I loved Days of Wonder when I read it a couple of years ago, and was so excited when I received an email from the publisher to read the author’s latest book. Well it grabbed me from the first page! I had to know more about Will and his wife Elsa and if Laura was able to help him.

I love dual timeline stories and this is one of the best I’ve read. It’s told through Will’s journals from the late 1930s, and from Laura’s point of view in 2007.

I loved Will, Elsa and Laura, they were fabulous characters who I believed in and wanted the best for. I sympathised with Laura as she struggled to make sense of Will’s situation. Was he telling her the truth or was the dementia making him make everything up about Elsa?

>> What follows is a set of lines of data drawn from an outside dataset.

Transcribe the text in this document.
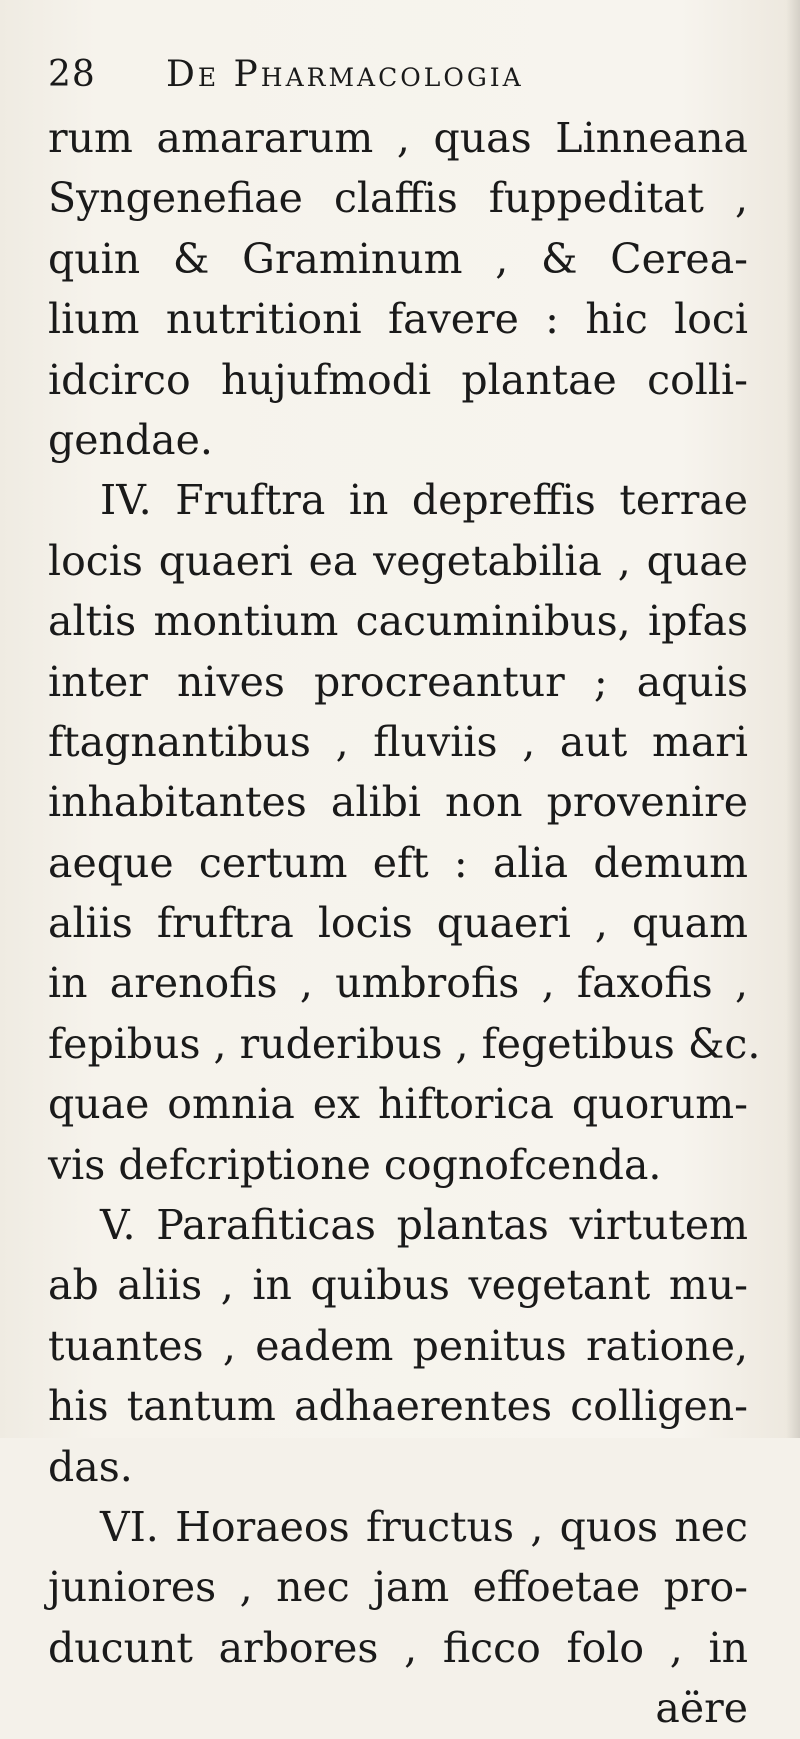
28 De Pharmacologia
rum amararum , quas Linneana
Syngenefiae claffis fuppeditat ,
quin & Graminum , & Cerea-
lium nutritioni favere : hic loci
idcirco hujufmodi plantae colli-
gendae.
IV. Fruftra in depreffis terrae
locis quaeri ea vegetabilia , quae
altis montium cacuminibus, ipfas
inter nives procreantur ; aquis
ftagnantibus , fluviis , aut mari
inhabitantes alibi non provenire
aeque certum eft : alia demum
aliis fruftra locis quaeri , quam
in arenofis , umbrofis , faxofis ,
fepibus , ruderibus , fegetibus &c.
quae omnia ex hiftorica quorum-
vis defcriptione cognofcenda.
V. Parafiticas plantas virtutem
ab aliis , in quibus vegetant mu-
tuantes , eadem penitus ratione,
his tantum adhaerentes colligen-
das.
VI. Horaeos fructus , quos nec
juniores , nec jam effoetae pro-
ducunt arbores , ficco folo , in
aëre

This was one of those books that captivated me and made feel like I was inside the book with the characters. I could see everything that was happening to them and could almost feel the electricity and here the buzz of the radio in the house when strange things were happening every time Laura visited Will. She didn’t know if it was her imagination, the withdrawal affects from her medication or something spooky going on! I didn’t know either and really hoped it was real. There were some fantastic reveals in this story with one near the end that really took me by surprise.

I loved the period details from the wartime story and went scurrying off to Google to check out Sham’s Castle. I can easily see this as a film, it’s ripe for a book to screen adaption, and I can imagine David Warner playing Will.

I highly recommend this one if you enjoy dual timeline novels partly set in World War Two.